An ever-increasing number of portable devices, such as mobile telephones, portable media players and portable computers, for example, are now available to consumers. Accordingly, as a device becomes portable, the usage conditions that it is subjected to will vary greatly, such as from a device under static use such as a desktop computer, for example. Portable devices are more likely to experience shocks from impacts and varying thermal operating conditions arising from the different environments in which they may be used. In realization of this, the microelectronics industry has adopted standards to gauge how well the various microelectronic components, such as printed circuit boards (PCB) and their mounted components, fair under such conditions.
An example of said standards is the JEDEC standard (JESD22-B111) which is capable of qualifying the component-board interconnection under impact testing. However, the JEDEC test requires the assembling of the component onto a PCB, a process that is not cost effective when done solely for testing purposes. With respect to testing, the present industry practice of solder ball shearing using a standard ball shear tester is not desirable for at least two reasons. Firstly, the ball shear tester is unable to effectively induce the desired mode of failure testing due to its low shear speed. Secondly, the minute specimen of the solder ball represents a challenge, as its size and geometry prevent accurate characterization of the failure when using standard impact testers such as the Charpy or Izod testers as they lack adequate testing resolution.
In the case of PCB components, Siviour et al. [Dynamic Properties of Solders and Solder Joints, J. Phys. IV France 110(2003)] describes an experiment using an Instron loading machine to study the effect of varying strain rates upon the solder joints of PCBs. The solder joint, consisting of a solder ball, is attached to a copper pad on a polymer substrate. In the study, a brass blade struck the solder ball at a given speed and the load required to shear the solder ball was recorded. However, the shear speed peaked at slightly over 1 m/s, meaning that the range of the shear speed achieved in this study was rather limited.
More recently, Date et al. [Impact Reliability of Solder Joints, 2004 Electronic Components and Technology Conference, 2004], describes a mechanical testing apparatus for solder joints. The mechanical test was carried out using a pendulum impact test in which the pendulum setup allowed the test shear rate to range between 0.1 mm/s-1.4 m/s. The fracture energy of the solder joint was taken to equal to the decrease in kinetic energy of the pendulum after it had struck the solder joint. However, a drawback of the method described by Date et al. is that only the fracture energy is provided and no information on the fracture strength is measured. Furthermore, the accuracy of attributing the (expected) loss of kinetic energy of the pendulum to the fracture energy of the solder joint is questionable, as the change in kinetic energy may have resulted from other losses, such as losses due to the vibration of the pendulum as well as to heat and sound in addition to the energy dissipated upon impacting the solder joint.

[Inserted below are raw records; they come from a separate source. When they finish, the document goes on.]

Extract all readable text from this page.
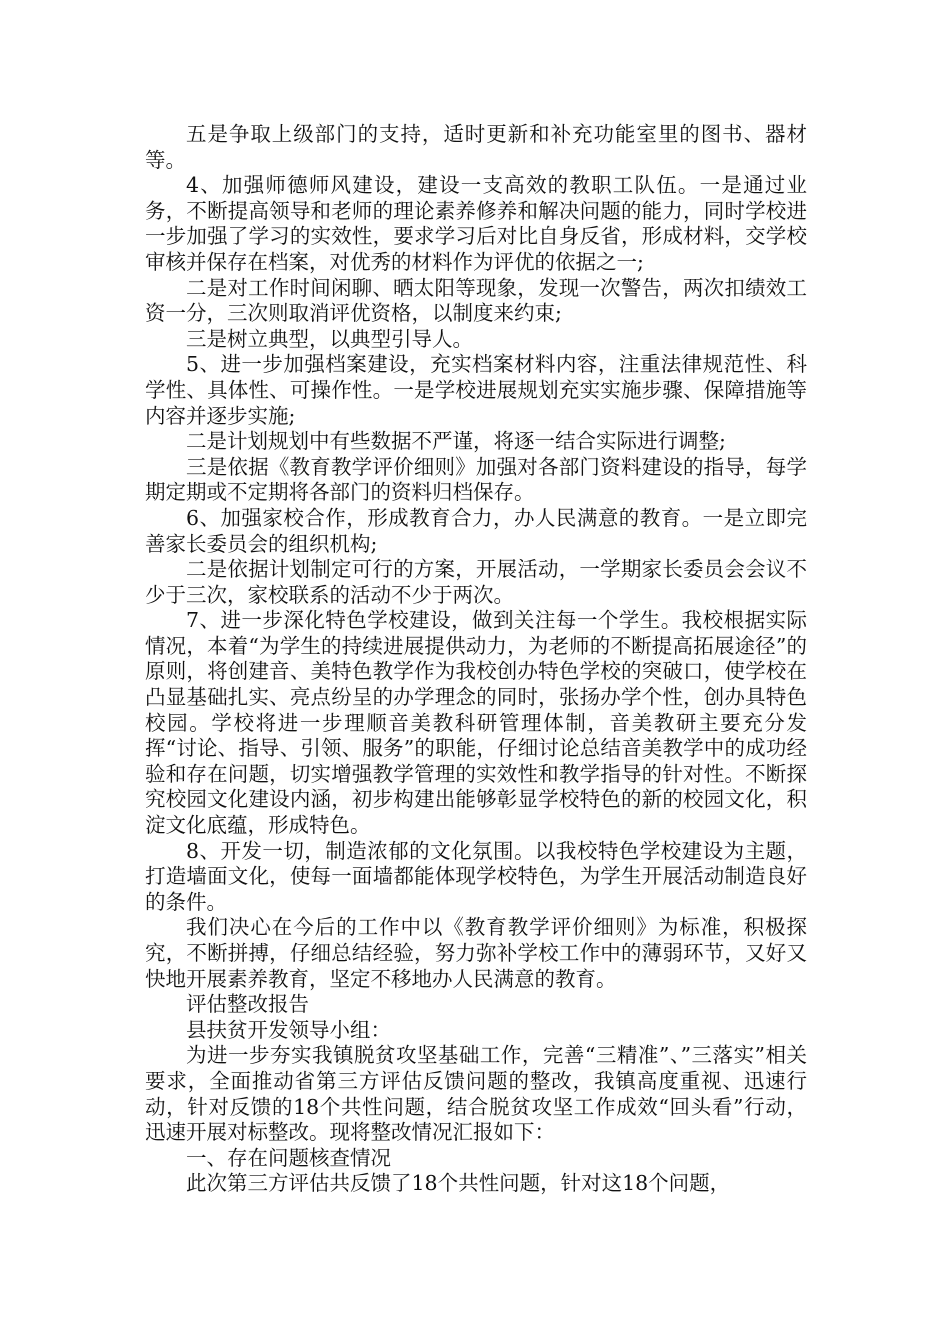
五是争取上级部门的支持，适时更新和补充功能室里的图书、器材等。

4、加强师德师风建设，建设一支高效的教职工队伍。一是通过业务，不断提高领导和老师的理论素养修养和解决问题的能力，同时学校进一步加强了学习的实效性，要求学习后对比自身反省，形成材料，交学校审核并保存在档案，对优秀的材料作为评优的依据之一;

二是对工作时间闲聊、晒太阳等现象，发现一次警告，两次扣绩效工资一分，三次则取消评优资格，以制度来约束;

三是树立典型，以典型引导人。

5、进一步加强档案建设，充实档案材料内容，注重法律规范性、科学性、具体性、可操作性。一是学校进展规划充实实施步骤、保障措施等内容并逐步实施;

二是计划规划中有些数据不严谨，将逐一结合实际进行调整;

三是依据《教育教学评价细则》加强对各部门资料建设的指导，每学期定期或不定期将各部门的资料归档保存。

6、加强家校合作，形成教育合力，办人民满意的教育。一是立即完善家长委员会的组织机构;

二是依据计划制定可行的方案，开展活动，一学期家长委员会会议不少于三次，家校联系的活动不少于两次。

7、进一步深化特色学校建设，做到关注每一个学生。我校根据实际情况，本着“为学生的持续进展提供动力，为老师的不断提高拓展途径”的原则，将创建音、美特色教学作为我校创办特色学校的突破口，使学校在凸显基础扎实、亮点纷呈的办学理念的同时，张扬办学个性，创办具特色校园。学校将进一步理顺音美教科研管理体制，音美教研主要充分发挥“讨论、指导、引领、服务”的职能，仔细讨论总结音美教学中的成功经验和存在问题，切实增强教学管理的实效性和教学指导的针对性。不断探究校园文化建设内涵，初步构建出能够彰显学校特色的新的校园文化，积淀文化底蕴，形成特色。

8、开发一切，制造浓郁的文化氛围。以我校特色学校建设为主题，打造墙面文化，使每一面墙都能体现学校特色，为学生开展活动制造良好的条件。

我们决心在今后的工作中以《教育教学评价细则》为标准，积极探究，不断拼搏，仔细总结经验，努力弥补学校工作中的薄弱环节，又好又快地开展素养教育，坚定不移地办人民满意的教育。

评估整改报告

县扶贫开发领导小组：

为进一步夯实我镇脱贫攻坚基础工作，完善“三精准”、”三落实”相关要求，全面推动省第三方评估反馈问题的整改，我镇高度重视、迅速行动，针对反馈的18个共性问题，结合脱贫攻坚工作成效“回头看”行动，迅速开展对标整改。现将整改情况汇报如下：

一、存在问题核查情况

此次第三方评估共反馈了18个共性问题，针对这18个问题，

Despite the above-mentioned developments, there remains a need for a microelectronics interconnection impact tester that is capable of producing the desired failure testing mode in order to provide quantitative and accurate measurements not only regarding the fracture energy, but also regarding the fracture strength of microelectronics interconnections. It is also desirable to provide an impact tester through which, easily reproducible results on test specimens of minute size and geometry are achievable. Furthermore, it is also desirable to provide a cost-effective tester that is also commercially viable for the microelectronics industry to adopt on a large scale.
In order to solve the above-mentioned problems and fulfill the mentioned needs, an impact tester having the features according to the independent claims is provided according to the present invention.